Advierte  que  con  base  en la información  obtenida   de   autoridades   de   seguridad   colombianas  involucradas  en  la  investigación,  inclusive la información que se obtuvo durante las operaciones  de  vigilancia en Barranquilla, así como las pruebas documentarias obtenidas en  Colombia,   reconoce   la  fotografía  que  se  acompaña  como  anexo  6  como  correspondiente  a  la  fotografía de la persona reclamada en extradición, que  ha sido detenida en este caso (fls. 46-55 anexo).   

1.4.-  De  acuerdo  con  lo  previsto por el  Estatuto  Procesal  Penal  interno,  el  Ministerio de Relaciones Exteriores dio  traslado  de  la  documentación  al  Ministerio  del  Interior  y de Justicia y  conceptuó,  además,  que  “por  no  existir  Convenio  aplicable  al caso es  procedente   obrar   de   conformidad   con   el   ordenamiento  procesal  penal  colombiano” (fls. 251 anexo).   

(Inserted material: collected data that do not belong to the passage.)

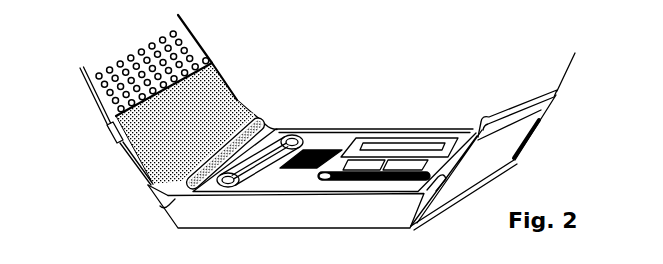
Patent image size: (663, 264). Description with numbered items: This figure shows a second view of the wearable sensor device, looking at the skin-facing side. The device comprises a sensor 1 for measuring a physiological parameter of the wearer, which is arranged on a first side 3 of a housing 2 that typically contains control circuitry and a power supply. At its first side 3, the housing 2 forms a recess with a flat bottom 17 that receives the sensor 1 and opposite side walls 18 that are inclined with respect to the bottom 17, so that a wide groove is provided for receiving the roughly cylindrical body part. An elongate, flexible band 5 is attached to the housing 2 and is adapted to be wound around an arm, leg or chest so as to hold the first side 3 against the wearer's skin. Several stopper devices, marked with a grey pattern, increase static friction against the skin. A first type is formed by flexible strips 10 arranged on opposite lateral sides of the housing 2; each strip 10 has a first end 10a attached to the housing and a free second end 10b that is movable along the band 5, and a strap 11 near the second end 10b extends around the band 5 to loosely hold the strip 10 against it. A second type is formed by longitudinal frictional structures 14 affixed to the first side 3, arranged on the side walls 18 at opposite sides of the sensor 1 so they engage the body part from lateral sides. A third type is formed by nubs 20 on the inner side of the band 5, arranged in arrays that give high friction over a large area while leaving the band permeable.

The sensor 1 is at (352, 136).
The housing 2 is at (267, 229).
The first side 3 is at (322, 136).
The band 5 is at (88, 92).
The flexible strip 10 is at (212, 63).
The first end 10a is at (230, 118).
The second end 10b is at (187, 46).
The strap 11 is at (112, 138).
The frictional structure 14 is at (172, 190).
The flat bottom 17 is at (368, 127).
The side wall 18 is at (257, 118).
The nub 20 is at (132, 57).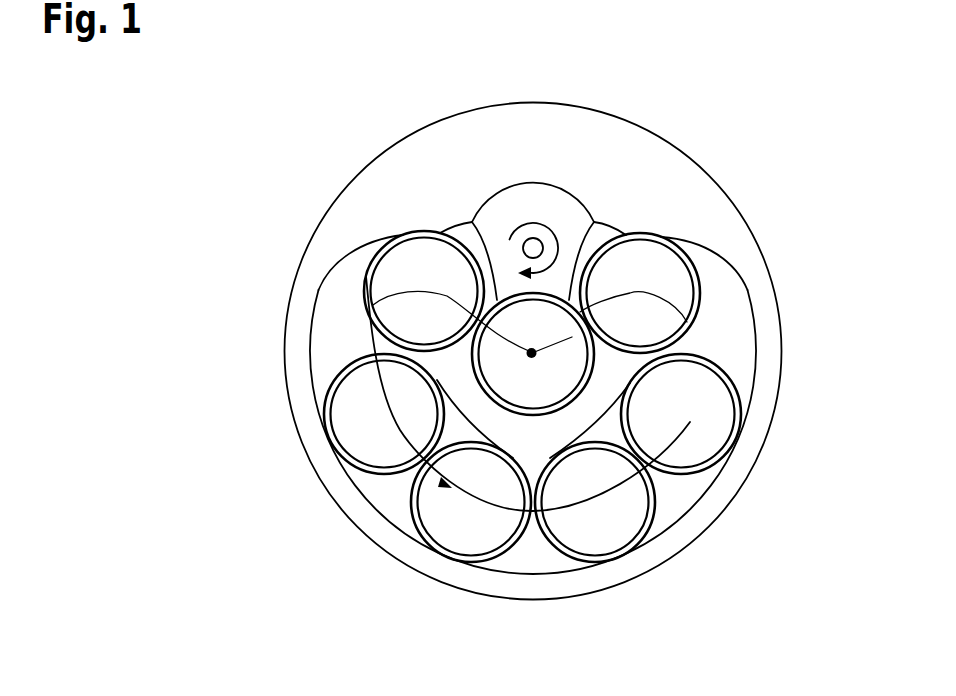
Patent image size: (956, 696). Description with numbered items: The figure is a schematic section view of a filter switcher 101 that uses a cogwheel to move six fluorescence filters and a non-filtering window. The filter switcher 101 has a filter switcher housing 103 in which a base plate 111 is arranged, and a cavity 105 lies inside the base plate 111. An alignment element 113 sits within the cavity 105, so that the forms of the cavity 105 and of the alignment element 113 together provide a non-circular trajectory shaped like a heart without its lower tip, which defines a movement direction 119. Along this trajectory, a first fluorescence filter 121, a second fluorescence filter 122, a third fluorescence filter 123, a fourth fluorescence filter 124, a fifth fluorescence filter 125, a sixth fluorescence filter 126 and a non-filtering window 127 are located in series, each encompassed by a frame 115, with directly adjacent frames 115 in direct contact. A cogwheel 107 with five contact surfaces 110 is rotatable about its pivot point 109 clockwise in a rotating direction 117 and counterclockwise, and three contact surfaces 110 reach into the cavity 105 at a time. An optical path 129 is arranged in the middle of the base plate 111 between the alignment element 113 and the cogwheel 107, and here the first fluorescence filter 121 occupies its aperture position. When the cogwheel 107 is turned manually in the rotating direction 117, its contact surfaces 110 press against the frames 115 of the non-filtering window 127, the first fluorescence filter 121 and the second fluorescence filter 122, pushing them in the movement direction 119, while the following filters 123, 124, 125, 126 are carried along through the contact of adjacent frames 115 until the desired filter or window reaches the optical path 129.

The filter switcher 101 is at (190, 133).
The filter switcher housing 103 is at (733, 497).
The cavity 105 is at (727, 333).
The cogwheel 107 is at (537, 238).
The pivot point 109 is at (553, 228).
The contact surfaces 110 is at (507, 212).
The base plate 111 is at (458, 166).
The alignment element 113 is at (587, 416).
The frame 115 is at (448, 398).
The rotating direction 117 is at (521, 184).
The movement direction 119 is at (490, 507).
The first fluorescence filter 121 is at (517, 332).
The second fluorescence filter 122 is at (400, 276).
The third fluorescence filter 123 is at (360, 422).
The fourth fluorescence filter 124 is at (460, 519).
The fifth fluorescence filter 125 is at (603, 520).
The sixth fluorescence filter 126 is at (730, 426).
The non-filtering window 127 is at (663, 274).
The optical path 129 is at (531, 353).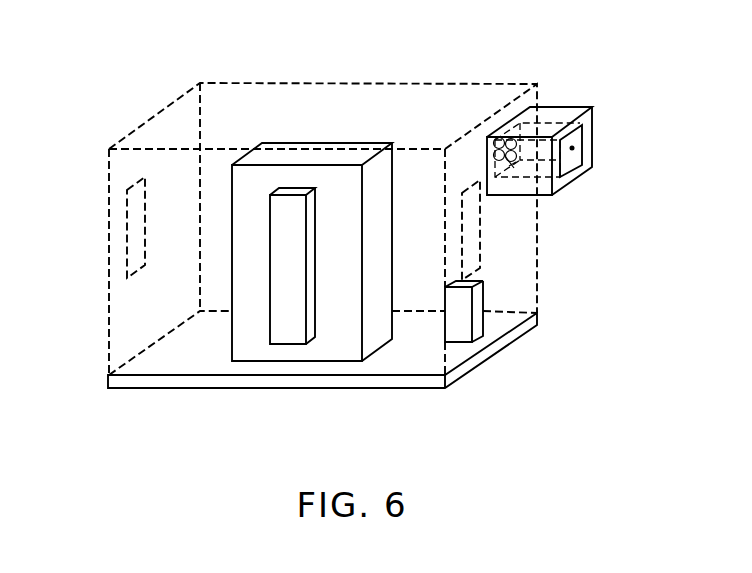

1.5.-  El  Ministerio  del  Interior  y  de  Justicia,  por  su  parte,  adjunto  al oficio 004058 fechado el 12 de agosto de  2005,  de  conformidad con lo dispuesto en el Código de Procedimiento Penal dio  curso  ante  la  Corte  de  la  solicitud  de extradición, y documentos anexos,  presentada  por  el  Gobierno  de los Estados Unidos de América a través de su  Embajada en Colombia (fl. 1 cno. Corte).   

2.-  Después  de  proveer lo relativo a la  defensa  técnica  de la persona solicitada en extradición (fls. 10  y 13.  cno.  Corte),  por  auto  de  catorce  de  septiembre  del  corriente  año,  de  conformidad  con  lo  previsto por el artículo 518 del Código de procedimiento  penal  de 2000, se corrió el traslado pertinente para que los intervinientes en  el  trámite  expusieran  sus  pretensiones  probatorias  (fls.  15 cno. Corte),  durante  el  cual  el  requerido en extradición manifestó que no haría uso de  dicho  derecho  y  que  renunciaría  al mismo, lo que fue aceptado por la Corte  (fls. 25 y ss. cno. Corte).   

Posteriormente,  el cuatro de noviembre  último,  de  conformidad con el artículo 518 de la Ley 600 de 2000, se dispuso  correr  el  traslado  pertinente para alegar de conclusión (fl. 38 cno. Corte).   

3.- ALEGATOS DE CONCLUSION.  

Durante  el término de traslado, hicieron  uso  de este derecho el Procurador Primero Delegado para la Casación Penal y la  defensora de oficio del requerido en extradición.   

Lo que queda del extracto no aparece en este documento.